This past week, we had our first National Team Training Camp of 2008 with our National Coach, Edouard Iarov. It was kind of an impromptu camp (my favourite...yeah right!) and it was held at my home club, the University of Calgary (except on Wednesday when we trained at Calgary Gymnastics Centre).
I didn't really know what to expect of the week. I wanted to keep on my own pace and not push myself too far beyond my limits of comfort, but I also knew that you have to expect the unexpected when it comes to camp! No matter how hard you try not to, you always end up pushing yourself more when the National coach is watching you train!
The first day of the camp was not as positive for me as I would have liked it to have been.

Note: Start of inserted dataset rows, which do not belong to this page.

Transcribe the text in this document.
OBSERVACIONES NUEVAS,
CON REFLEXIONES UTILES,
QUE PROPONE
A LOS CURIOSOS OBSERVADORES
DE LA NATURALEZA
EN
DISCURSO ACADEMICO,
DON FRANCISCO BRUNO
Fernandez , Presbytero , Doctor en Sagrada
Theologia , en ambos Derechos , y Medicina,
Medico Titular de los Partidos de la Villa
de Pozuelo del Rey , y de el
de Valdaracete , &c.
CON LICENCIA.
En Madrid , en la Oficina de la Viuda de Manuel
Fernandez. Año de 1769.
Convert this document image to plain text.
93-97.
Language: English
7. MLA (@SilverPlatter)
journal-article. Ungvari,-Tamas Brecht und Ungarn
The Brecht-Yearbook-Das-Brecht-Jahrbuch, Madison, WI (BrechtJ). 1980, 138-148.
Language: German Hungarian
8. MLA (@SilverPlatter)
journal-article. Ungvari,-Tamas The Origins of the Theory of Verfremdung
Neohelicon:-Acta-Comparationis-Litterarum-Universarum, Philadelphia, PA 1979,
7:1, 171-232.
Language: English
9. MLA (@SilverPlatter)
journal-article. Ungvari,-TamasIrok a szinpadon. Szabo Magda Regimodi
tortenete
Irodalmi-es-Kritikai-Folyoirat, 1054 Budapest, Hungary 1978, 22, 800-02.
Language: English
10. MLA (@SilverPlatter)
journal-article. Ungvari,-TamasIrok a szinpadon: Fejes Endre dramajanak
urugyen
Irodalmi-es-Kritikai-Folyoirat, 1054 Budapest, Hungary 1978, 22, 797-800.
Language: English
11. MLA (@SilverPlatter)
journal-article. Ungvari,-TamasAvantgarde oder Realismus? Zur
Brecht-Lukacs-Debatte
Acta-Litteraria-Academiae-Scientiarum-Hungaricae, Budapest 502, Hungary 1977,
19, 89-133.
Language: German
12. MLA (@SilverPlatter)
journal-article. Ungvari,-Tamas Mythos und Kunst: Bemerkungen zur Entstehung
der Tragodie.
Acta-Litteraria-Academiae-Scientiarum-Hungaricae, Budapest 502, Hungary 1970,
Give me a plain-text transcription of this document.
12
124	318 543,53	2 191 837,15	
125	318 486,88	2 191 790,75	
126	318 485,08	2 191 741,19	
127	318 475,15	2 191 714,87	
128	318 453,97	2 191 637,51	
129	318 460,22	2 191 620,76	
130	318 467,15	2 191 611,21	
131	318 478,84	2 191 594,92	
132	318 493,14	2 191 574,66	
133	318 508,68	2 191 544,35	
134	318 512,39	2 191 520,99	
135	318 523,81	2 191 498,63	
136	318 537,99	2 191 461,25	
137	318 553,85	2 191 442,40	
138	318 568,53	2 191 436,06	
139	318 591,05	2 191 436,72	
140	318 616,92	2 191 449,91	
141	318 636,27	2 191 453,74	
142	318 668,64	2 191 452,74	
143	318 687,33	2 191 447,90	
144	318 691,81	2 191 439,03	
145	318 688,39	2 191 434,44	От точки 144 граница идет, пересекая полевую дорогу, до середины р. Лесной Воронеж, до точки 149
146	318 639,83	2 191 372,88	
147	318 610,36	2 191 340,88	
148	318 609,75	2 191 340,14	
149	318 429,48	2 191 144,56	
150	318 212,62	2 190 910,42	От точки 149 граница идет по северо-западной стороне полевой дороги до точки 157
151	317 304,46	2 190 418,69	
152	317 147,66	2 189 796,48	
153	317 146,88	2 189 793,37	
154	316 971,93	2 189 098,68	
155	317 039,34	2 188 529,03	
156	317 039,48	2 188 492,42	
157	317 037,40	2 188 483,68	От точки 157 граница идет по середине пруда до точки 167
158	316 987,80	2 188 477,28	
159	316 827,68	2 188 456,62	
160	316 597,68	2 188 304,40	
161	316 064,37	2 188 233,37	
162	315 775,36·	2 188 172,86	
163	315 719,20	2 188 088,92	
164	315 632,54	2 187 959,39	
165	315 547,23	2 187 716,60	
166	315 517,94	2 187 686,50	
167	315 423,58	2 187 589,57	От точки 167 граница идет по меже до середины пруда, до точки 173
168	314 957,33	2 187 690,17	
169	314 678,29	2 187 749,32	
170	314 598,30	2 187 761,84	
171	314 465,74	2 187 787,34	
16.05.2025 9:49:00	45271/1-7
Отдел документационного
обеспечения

I got a little cranky and down because I felt really behind everyone else.
Don't get me wrong, my team looks awesome. Everyone has some new skills, everyone is pushing themselves hard and everyone is starting to get into routine shape. Everyone except for me! I try my best not to compare myself to others and to just focus on doing my plan, but it's impossible not to compare one's self to your teammates when you are fighting against them for a spot on the Olympic team. You want to make each turn the best it can be and also make it look like it was really easy. Not the easiest of things to do when everything you are doing is hard for you to do! haha.
After leaving the first day of camp feeling like I had shied away and backed down, not wanting to really try too hard because then I would be revealing how far behind I really was, I got pissed. I was so mad at myself that I wasted a day. I don't have many left, and to waste one on being self-conscious made me feel super guilty.
I have come a long way and have made tremendous progress, but I kind of forget this when I compare myself to where everyone else is and to where a "gymnast" should generally be 6 months before the Olympics. I am trying not to let that stress me too much, but it's hard not to think about it sometimes. I am trying to trust that I am doing everything possible and that I am exactly where I need to be, but it's just hard being in a training camp and feeling really far behind.
I think one of the things that got me a bit down was that I haven't had any direct external expectation during this whole recovery process, and now all of a sudden I had it, in full force. I have made it very known to everyone around me that I am doing all that I can and I can't handle anyone judging my effort right now. All I need is encouragement and a positive atmosphere. I don't think that Edouard intentionally puts expectations on me, but I think it's just generally his job to want to see me perform at my best. I was feeling a little timid to even try a skill because I felt like I was going to get an instant correction...something that I absolutely hate when I getting back into shape and re-learning everything. I am the type of gymnast who basically knows what went wrong when it goes wrong and if I don't then I will ask what went wrong. It might not be the most envious of attitudes, but I have always worked this way. Just let me get into the groove and ask for help when I am ready for it!
Anyway, on the second day, after some reflection and a decision to tell that negative voice to shut the hell up, my attitude improved ten fold. I was a man on a mission. I became focused on MY tasks and open to corrections (even if I let a few flow in one ear and out the other...). I had a way better day and it set a great tone for the rest of the camp.
I gained a lot more trust in myself and my body this week. I tumbled like a mad man and started to feel like I coming close to being a real gymnast again. I was swinging with ease, taking tons of productive turns, making sure that everything on my "to do" list was completed. I also tried to really encourage my teammates (they really did look great!) and joke with Edouard. He started to understand that I needed positive encouragement and he even gave it to me! It was an awesome moment for me when he told me that I was further along then he thought and that he has no doubt in my ability to be my best in Beijing. That's always a nice thing to hear from the National Coach!
I like creating environments where there is momentum, spark and enthusiasm. What I'm realizing more and more is that in order to constantly be in these environments, I am going to have to be the one who brings these qualities. I am a way better athlete when I am enjoying myself.
Check out the videos:
(This is my Yurchenko vault drill that I created on Wednesday's training at Calgary Gymnastics Centre. I still can't run though...which makes me a little frustrated...it will come!)
(3 Front Layouts in a row! This actually felt rather normal, but I stopped after 2 on one turn and it hurt the ol' knee a bit...as long as I keep the momentum moving forward then it's all good)
(Whip Back Series...notice Edouard by the vault watching closely!)
(Backspring Series to..............................a full twisting double back! This felt phenomenal. I love flying through the air!)
(This was actually from Sunday's training...pardon my french as I ping off the bar...a little S bomb. oops. It doesn't feel amazing when you land on your knees, especially after having them cut open a few months ago. It's almost like someone is scraping them with a cheese grater. This was the first Def that I have attempted to catch, but after missing this one, I got up again and caught it! Sweet! Also notice the lack of curly mess on my head...I got a buzz yesterday)
I am glad the past week turned out to be so productive because now I won't feel too guilty when I am chillin' on the beach in Maui during this upcoming week! I am going on Monday to host all of the live auction winners from the Gold Medal Plates events in the fall. It is going to be a fantastic week and I only have 3 goals: 1. Keep in shape as best I can, 2. Make sure everyone has an incredible time, 3. Relax and conserve some energy to give the next 179 days absolutely everything I have!